The popularity of dual-language classes in Ventura County schools continues to grow, with three schools starting programs this fall.
Ventura Unified School District started a two-way immersion kindergarten class at Montalvo School about a decade ago. Five more dual-language programs have since come online at elementary and middle schools in Camarillo, Rio, Hueneme and Ventura.
In the fall, three more campuses are expected to be added to the list. Classes are set to start at Tierra Vista in the Ocean View School District; Juan Soria, a new campus in the Oxnard School District, and at Will Rogers in Ventura, which will start the district’s first schoolwide program.
“I think parents throughout the state recognize the value of having their kids be bilingual and biliterate. It’s a huge advantage,” said Associate Superintendent Roger Rice of the Ventura County Office of Education.
The county office plans to start regular meetings in the fall, bringing educators in the dual-language programs together to share best practices, Rice said.
All the local programs are offered in Spanish and English, and in most cases, classes are split evenly between native English and native Spanish speakers. The schools differ, however, in some aspects, including the amount of time students in the programs spend learning in each language.

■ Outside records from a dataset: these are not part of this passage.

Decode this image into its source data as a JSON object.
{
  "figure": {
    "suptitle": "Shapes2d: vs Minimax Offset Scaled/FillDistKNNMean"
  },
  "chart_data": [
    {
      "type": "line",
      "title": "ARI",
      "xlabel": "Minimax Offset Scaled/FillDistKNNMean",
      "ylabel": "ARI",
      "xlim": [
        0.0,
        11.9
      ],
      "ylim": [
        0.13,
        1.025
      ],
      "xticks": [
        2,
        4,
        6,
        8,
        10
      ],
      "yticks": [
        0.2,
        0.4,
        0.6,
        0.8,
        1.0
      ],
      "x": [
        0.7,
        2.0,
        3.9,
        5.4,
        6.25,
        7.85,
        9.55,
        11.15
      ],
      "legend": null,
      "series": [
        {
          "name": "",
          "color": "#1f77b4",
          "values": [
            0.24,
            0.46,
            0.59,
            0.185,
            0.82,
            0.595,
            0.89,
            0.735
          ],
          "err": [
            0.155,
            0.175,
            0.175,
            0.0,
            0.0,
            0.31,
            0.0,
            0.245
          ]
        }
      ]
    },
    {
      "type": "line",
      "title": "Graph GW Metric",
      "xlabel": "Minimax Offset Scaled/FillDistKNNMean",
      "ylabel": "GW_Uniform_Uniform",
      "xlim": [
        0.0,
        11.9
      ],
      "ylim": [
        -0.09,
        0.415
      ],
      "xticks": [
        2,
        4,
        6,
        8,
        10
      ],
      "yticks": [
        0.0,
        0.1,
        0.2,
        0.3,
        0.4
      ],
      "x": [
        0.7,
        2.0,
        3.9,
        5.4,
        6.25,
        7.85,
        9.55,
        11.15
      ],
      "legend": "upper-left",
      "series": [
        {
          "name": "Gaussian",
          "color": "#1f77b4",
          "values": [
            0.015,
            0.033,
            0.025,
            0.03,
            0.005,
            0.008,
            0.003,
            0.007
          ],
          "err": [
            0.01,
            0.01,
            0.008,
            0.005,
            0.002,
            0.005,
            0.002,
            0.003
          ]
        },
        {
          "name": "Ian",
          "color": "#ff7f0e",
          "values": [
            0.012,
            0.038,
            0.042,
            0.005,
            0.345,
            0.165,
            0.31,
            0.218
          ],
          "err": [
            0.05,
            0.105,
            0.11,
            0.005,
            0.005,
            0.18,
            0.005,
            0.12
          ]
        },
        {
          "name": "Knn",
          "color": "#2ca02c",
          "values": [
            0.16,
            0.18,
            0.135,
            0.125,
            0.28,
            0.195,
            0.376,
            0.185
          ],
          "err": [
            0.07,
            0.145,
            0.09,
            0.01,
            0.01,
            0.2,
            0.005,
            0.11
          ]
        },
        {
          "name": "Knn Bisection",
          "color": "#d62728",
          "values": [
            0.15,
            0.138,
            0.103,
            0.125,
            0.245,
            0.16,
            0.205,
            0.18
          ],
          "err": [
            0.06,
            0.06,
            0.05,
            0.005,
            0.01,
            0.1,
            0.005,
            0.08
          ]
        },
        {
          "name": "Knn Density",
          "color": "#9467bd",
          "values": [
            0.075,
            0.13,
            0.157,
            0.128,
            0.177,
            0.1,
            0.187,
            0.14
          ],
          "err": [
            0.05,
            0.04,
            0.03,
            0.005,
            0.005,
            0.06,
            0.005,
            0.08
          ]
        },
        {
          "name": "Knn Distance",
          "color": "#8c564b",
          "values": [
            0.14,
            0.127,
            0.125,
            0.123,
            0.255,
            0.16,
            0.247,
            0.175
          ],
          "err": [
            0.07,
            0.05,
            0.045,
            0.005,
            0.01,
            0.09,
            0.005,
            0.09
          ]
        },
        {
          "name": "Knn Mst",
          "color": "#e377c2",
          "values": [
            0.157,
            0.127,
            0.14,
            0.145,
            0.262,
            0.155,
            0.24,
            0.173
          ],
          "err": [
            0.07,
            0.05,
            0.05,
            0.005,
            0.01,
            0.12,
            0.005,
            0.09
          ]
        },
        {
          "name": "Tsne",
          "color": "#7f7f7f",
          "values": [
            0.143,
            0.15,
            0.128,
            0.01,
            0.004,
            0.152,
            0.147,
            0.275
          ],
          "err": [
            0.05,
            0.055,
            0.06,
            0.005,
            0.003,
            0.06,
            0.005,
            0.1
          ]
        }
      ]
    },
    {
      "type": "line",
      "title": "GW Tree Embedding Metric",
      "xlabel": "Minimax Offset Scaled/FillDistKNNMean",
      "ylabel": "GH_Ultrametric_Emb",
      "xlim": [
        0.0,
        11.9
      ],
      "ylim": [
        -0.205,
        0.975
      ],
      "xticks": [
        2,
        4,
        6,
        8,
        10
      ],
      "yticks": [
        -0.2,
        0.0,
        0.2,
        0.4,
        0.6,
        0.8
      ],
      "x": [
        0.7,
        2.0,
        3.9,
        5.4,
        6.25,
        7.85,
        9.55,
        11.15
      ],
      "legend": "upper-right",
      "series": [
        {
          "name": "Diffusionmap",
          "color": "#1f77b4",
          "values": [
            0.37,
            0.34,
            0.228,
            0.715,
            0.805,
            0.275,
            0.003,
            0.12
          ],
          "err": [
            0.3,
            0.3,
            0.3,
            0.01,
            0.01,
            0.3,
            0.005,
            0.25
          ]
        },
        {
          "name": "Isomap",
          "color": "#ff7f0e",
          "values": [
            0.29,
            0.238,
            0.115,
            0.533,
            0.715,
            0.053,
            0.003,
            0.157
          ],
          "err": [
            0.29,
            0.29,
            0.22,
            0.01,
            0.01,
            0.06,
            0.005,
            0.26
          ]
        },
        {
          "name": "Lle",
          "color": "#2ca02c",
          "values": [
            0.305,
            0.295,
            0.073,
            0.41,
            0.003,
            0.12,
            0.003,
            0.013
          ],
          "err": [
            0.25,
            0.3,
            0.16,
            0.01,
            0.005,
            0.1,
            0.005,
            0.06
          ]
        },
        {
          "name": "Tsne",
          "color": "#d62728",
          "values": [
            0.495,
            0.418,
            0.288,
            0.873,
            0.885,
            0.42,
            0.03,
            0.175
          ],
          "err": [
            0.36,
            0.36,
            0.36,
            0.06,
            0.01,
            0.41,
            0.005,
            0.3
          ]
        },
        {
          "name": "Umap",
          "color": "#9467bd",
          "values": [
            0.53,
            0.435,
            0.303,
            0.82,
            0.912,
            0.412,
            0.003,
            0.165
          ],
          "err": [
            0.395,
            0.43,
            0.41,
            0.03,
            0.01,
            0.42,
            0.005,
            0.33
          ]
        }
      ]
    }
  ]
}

“We’re really excited,” said Ocean View Assistant Superintendent Marcia Turner. Tierra Vista will have two dual-immersion kindergarten classes this fall, Turner said. Classes will have about one-third Spanish-speakers, one-third English-speakers and one-third bilingual students.
May attract students, funding
District and school officials had planned to reach out to the community with an information campaign to fill the available spots. But after announcing the move at the spring open house, families signed up, filling every seat.
In Ventura, the first class of two-way immersion students at Montalvo will move to high school this fall, having finished immersion classes at Anacapa Middle School. Many already have met college entrance requirements for foreign language studies.
“We knew there was plenty of interest to have a second program,” said Jennifer Robles, a bilingual education director for Ventura schools. This year, about 20 families were on a waiting list at Montalvo School.
Those students were offered a spot at Will Rogers, which will have dual-immersion in all four of its kindergarten classes this August.
Each year, as students move up a class, a grade level will be added to the program.
With the state’s fiscal crisis prompting layoffs and other cuts at local districts, officials said some might question why schools would start new programs. Dual-immersion doesn’t cost the district more money to run than current programs, Robles said, and it benefits students.
Turner said Ocean View officials think it might eventually bring more funding to the district by attracting more students.
Teaching students in Spanish began to disappear in California public schools after voters approved Proposition 227 in 1998, which banned bilingual education unless parents of English learners sign a yearly waiver consenting to the class.
Families see benefit
In two-way or dual-immersion programs, English learners and speakers learn two languages, unlike some bilingual programs in which native Spanish speakers learn in Spanish only until they master English.
Families want their kids to learn a second language while keeping their first language, Robles said, and the dual-immersion programs allow that to happen.
Carlos Avila’s daughter Penelope, 5, will start kindergarten at Will Rogers in August.
“I want her to know that it’s OK to speak a different language,” Avila said. His parents were fluent in English and Spanish, but he learned Spanish only by taking classes in school.
He took part in a student exchange program in Spain. There, he said, children are encouraged to learn multiple languages, unlike the culture he has experienced in the United States.
Because of his family’s Spanish-speaking history, Avila loves that his daughter will learn Spanish and English. But, he added, “I would love to see (programs) not just in Spanish but other languages, too.”